Deux frères jumeaux, âgés de 30 ans, durent un jour se résigner à disjoindre leurs destinées.

L'un d'entre eux venait d'obtenir le titre d'astronaute et allait partir en voyage au travers d'une portion de la galaxie, à une vitesse proche de celle de la lumière.
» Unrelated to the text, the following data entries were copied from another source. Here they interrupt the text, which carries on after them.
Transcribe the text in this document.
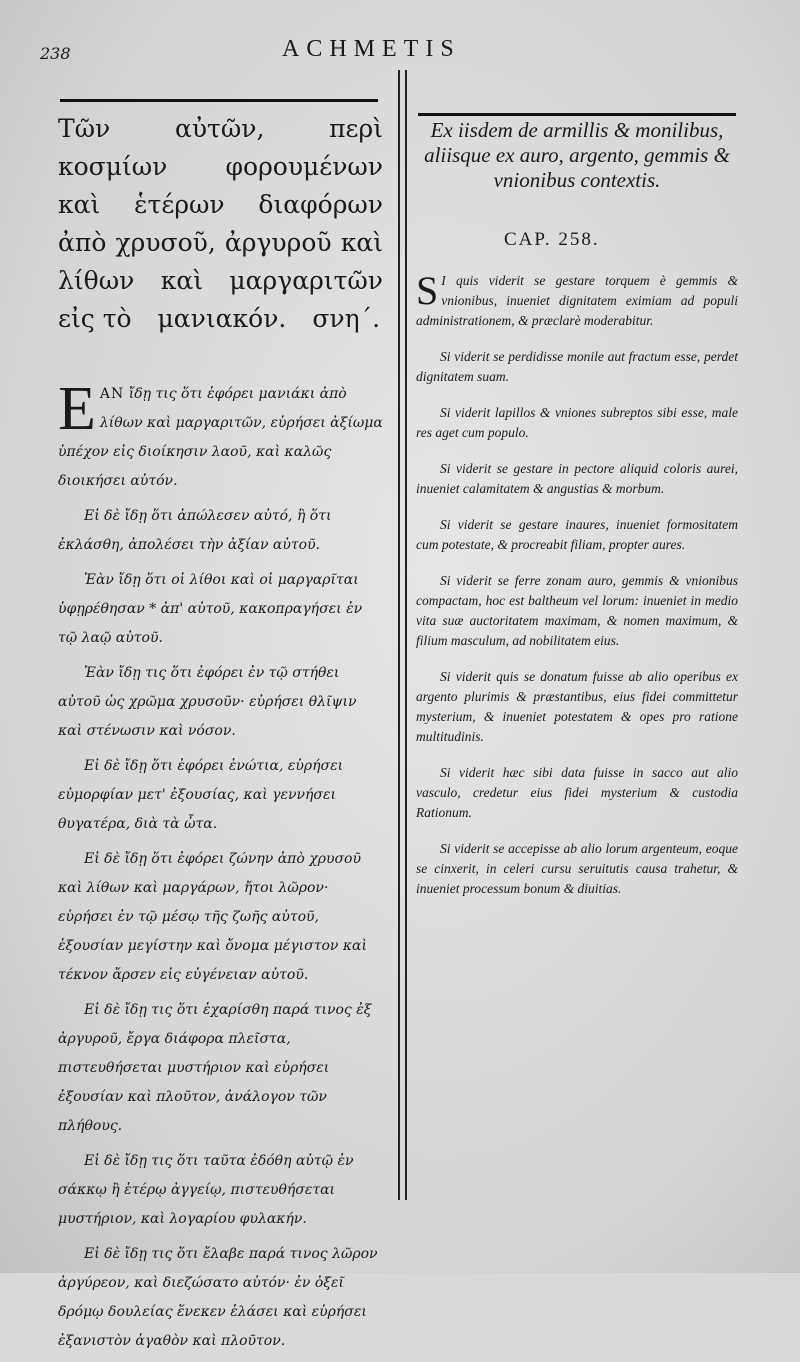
238	ACHMETIS

Τῶν αὐτῶν, περὶ κοσμίων φορουμένων καὶ ἑτέρων διαφόρων ἀπὸ χρυσοῦ, ἀργυροῦ καὶ λίθων καὶ μαργαριτῶν εἰς τὸ μανιακόν. σνη΄.

E ΑΝ ἴδῃ τις ὅτι ἐφόρει μανιάκι ἀπὸ λίθων καὶ μαργαριτῶν, εὑρήσει ἀξίωμα ὑπέχον εἰς διοίκησιν λαοῦ, καὶ καλῶς διοικήσει αὐτόν.

Εἰ δὲ ἴδῃ ὅτι ἀπώλεσεν αὐτό, ἢ ὅτι ἐκλάσθη, ἀπολέσει τὴν ἀξίαν αὐτοῦ.

Ἐὰν ἴδῃ ὅτι οἱ λίθοι καὶ οἱ μαργαρῖται ὑφῃρέθησαν * ἀπ' αὐτοῦ, κακοπραγήσει ἐν τῷ λαῷ αὐτοῦ.

Ἐὰν ἴδῃ τις ὅτι ἐφόρει ἐν τῷ στήθει αὐτοῦ ὡς χρῶμα χρυσοῦν· εὑρήσει θλῖψιν καὶ στένωσιν καὶ νόσον.

Εἰ δὲ ἴδῃ ὅτι ἐφόρει ἐνώτια, εὑρήσει εὐμορφίαν μετ' ἐξουσίας, καὶ γεννήσει θυγατέρα, διὰ τὰ ὦτα.

Εἰ δὲ ἴδῃ ὅτι ἐφόρει ζώνην ἀπὸ χρυσοῦ καὶ λίθων καὶ μαργάρων, ἤτοι λῶρον· εὑρήσει ἐν τῷ μέσῳ τῆς ζωῆς αὐτοῦ, ἐξουσίαν μεγίστην καὶ ὄνομα μέγιστον καὶ τέκνον ἄρσεν εἰς εὐγένειαν αὐτοῦ.

Εἰ δὲ ἴδῃ τις ὅτι ἐχαρίσθη παρά τινος ἐξ ἀργυροῦ, ἔργα διάφορα πλεῖστα, πιστευθήσεται μυστήριον καὶ εὑρήσει ἐξουσίαν καὶ πλοῦτον, ἀνάλογον τῶν πλήθους.

Εἰ δὲ ἴδῃ τις ὅτι ταῦτα ἐδόθη αὐτῷ ἐν σάκκῳ ἢ ἑτέρῳ ἀγγείῳ, πιστευθήσεται μυστήριον, καὶ λογαρίου φυλακήν.

Εἰ δὲ ἴδῃ τις ὅτι ἔλαβε παρά τινος λῶρον ἀργύρεον, καὶ διεζώσατο αὐτόν· ἐν ὀξεῖ δρόμῳ δουλείας ἕνεκεν ἐλάσει καὶ εὑρήσει ἐξανιστὸν ἀγαθὸν καὶ πλοῦτον.

Ex iisdem de armillis & monilibus, aliisque ex auro, argento, gemmis & vnionibus contextis.

CAP. 258.

S I quis viderit se gestare torquem è gemmis & vnionibus, inueniet dignitatem eximiam ad populi administrationem, & præclarè moderabitur.

Si viderit se perdidisse monile aut fractum esse, perdet dignitatem suam.

Si viderit lapillos & vniones subreptos sibi esse, male res aget cum populo.

Si viderit se gestare in pectore aliquid coloris aurei, inueniet calamitatem & angustias & morbum.

Si viderit se gestare inaures, inueniet formositatem cum potestate, & procreabit filiam, propter aures.

Si viderit se ferre zonam auro, gemmis & vnionibus compactam, hoc est baltheum vel lorum: inueniet in medio vita suæ auctoritatem maximam, & nomen maximum, & filium masculum, ad nobilitatem eius.

Si viderit quis se donatum fuisse ab alio operibus ex argento plurimis & præstantibus, eius fidei committetur mysterium, & inueniet potestatem & opes pro ratione multitudinis.

Si viderit hæc sibi data fuisse in sacco aut alio vasculo, credetur eius fidei mysterium & custodia Rationum.

Si viderit se accepisse ab alio lorum argenteum, eoque se cinxerit, in celeri cursu seruitutis causa trahetur, & inueniet processum bonum & diuitias.
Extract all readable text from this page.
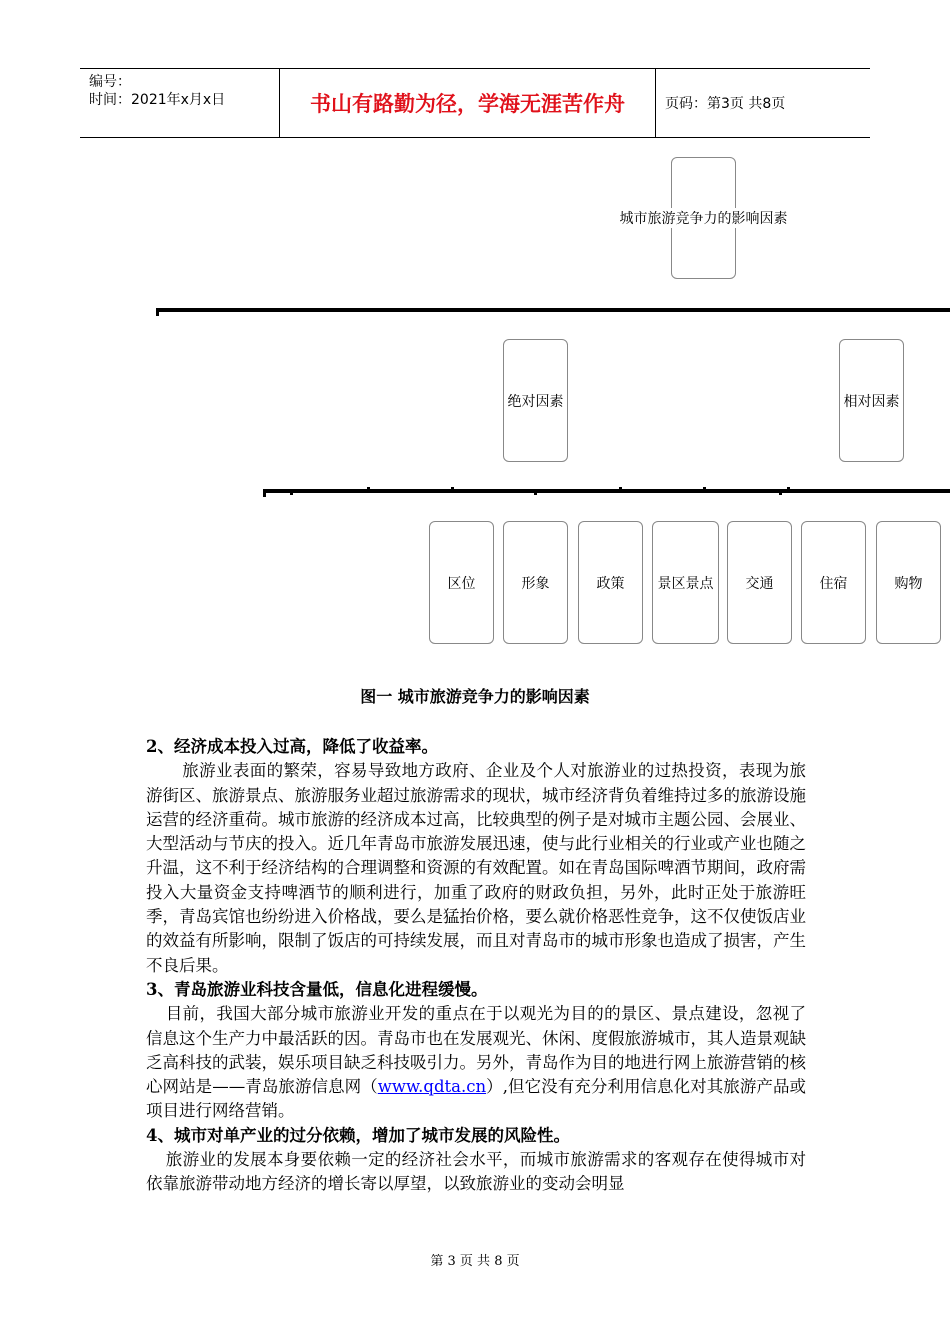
编号：
时间：2021年x月x日	书山有路勤为径，学海无涯苦作舟	页码：第3页 共8页
城市旅游竞争力的影响因素
绝对因素	相对因素
区位	形象	政策 景区景点 交通	住宿	购物
图一 城市旅游竞争力的影响因素

2、经济成本投入过高，降低了收益率。

旅游业表面的繁荣，容易导致地方政府、企业及个人对旅游业的过热投资，表现为旅游街区、旅游景点、旅游服务业超过旅游需求的现状，城市经济背负着维持过多的旅游设施运营的经济重荷。城市旅游的经济成本过高，比较典型的例子是对城市主题公园、会展业、大型活动与节庆的投入。近几年青岛市旅游发展迅速，使与此行业相关的行业或产业也随之升温，这不利于经济结构的合理调整和资源的有效配置。如在青岛国际啤酒节期间，政府需投入大量资金支持啤酒节的顺利进行，加重了政府的财政负担，另外，此时正处于旅游旺季，青岛宾馆也纷纷进入价格战，要么是猛抬价格，要么就价格恶性竞争，这不仅使饭店业的效益有所影响，限制了饭店的可持续发展，而且对青岛市的城市形象也造成了损害，产生不良后果。

3、青岛旅游业科技含量低，信息化进程缓慢。

目前，我国大部分城市旅游业开发的重点在于以观光为目的的景区、景点建设，忽视了信息这个生产力中最活跃的因。青岛市也在发展观光、休闲、度假旅游城市，其人造景观缺乏高科技的武装，娱乐项目缺乏科技吸引力。另外，青岛作为目的地进行网上旅游营销的核心网站是——青岛旅游信息网（www.qdta.cn）,但它没有充分利用信息化对其旅游产品或项目进行网络营销。

4、城市对单产业的过分依赖，增加了城市发展的风险性。

旅游业的发展本身要依赖一定的经济社会水平，而城市旅游需求的客观存在使得城市对依靠旅游带动地方经济的增长寄以厚望，以致旅游业的变动会明显

第 3 页 共 8 页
L'aîné, Ulysse, prit donc les commandes du vaisseau co-piloté par HAL et NONO, alors que Gérard continua son existence terrestre, à cultiver ses OGM bénéfiques, "c'est-sans-danger".

Alors que Gérard approchait de ses 90 ans, cultivant ses cactus d'appartement, en voyant un vol d'hirondelles, il entendit à la radio que la navette était de retour de l'espace.

Quelques jours plus tard, eurent lieu d'émouvantes retrouvailles entre les deux frères jumeaux.

Gérard, courbé par l'âge, embrassa Ulysse qui n'avait vieilli que de trois mois, au lieu des 60 ans de son monozygote.

Les scientiques s'interrogèrent sur les raisons de cette jouvencéité conservée par Ulysse.

Le professeur Jeleuvaubien envisagea que le voyageur avait abusé de crèmes anti-rides.

Le professeur Allègre déclara que cela était dû à l'absence de réchauffement de la planète.

Enfin, le professeur Ztnerol déclara que l'absence de vieillissement d'Ulysse, 31 ans bientôt, provenait du simple fait que le temps est relatif.

Pendant ce temps, le professeur Jhallucine, qui avait abusé ce soir là de vodka bon-marché, se dit que Ztnerol confondait le temps et la mesure du temps, et que si Ulysse avait certes l'apparence d'un jeune homme, le temps s'était écoulé pour lui de la même manière que pour Gérard, mais que, par la grâce de sa vitesse, tous les atomes de son corps et tous ceux du vaisseau avaient vu leur fontionnement interne ralentir, comme une roue de voiture ralentit sa rotation lorsque le frein plaque ses plaquettes.

Mais il est vrai que les mystiques avaient gagné sur tous les terrains, y compris sur celui de la physique nucléaire, et qu'il fallait que l'univers ait un début, et donc que le temps ne soit pas absolu. Tout comme il fallait un début et un néant originel.

Le médiocre ralentissement des mécanismes structurels des objets constituait donc, pour eux, la preuve que le temps était relatif.

Le vieux professeur Jhallucine pris ce soir là son automobile, et il eut malheureusement un instant de retard pour réagir au passage d'un sanglier. Le véhicule fit une embardée et le professeur perdit la vie.

La vodka avait fortement relativisé son temps de réaction.

Pendant ce temps, Gérard racontait sa vie à Ulysse.

Pour Ulysse, le récit fut plus rapide.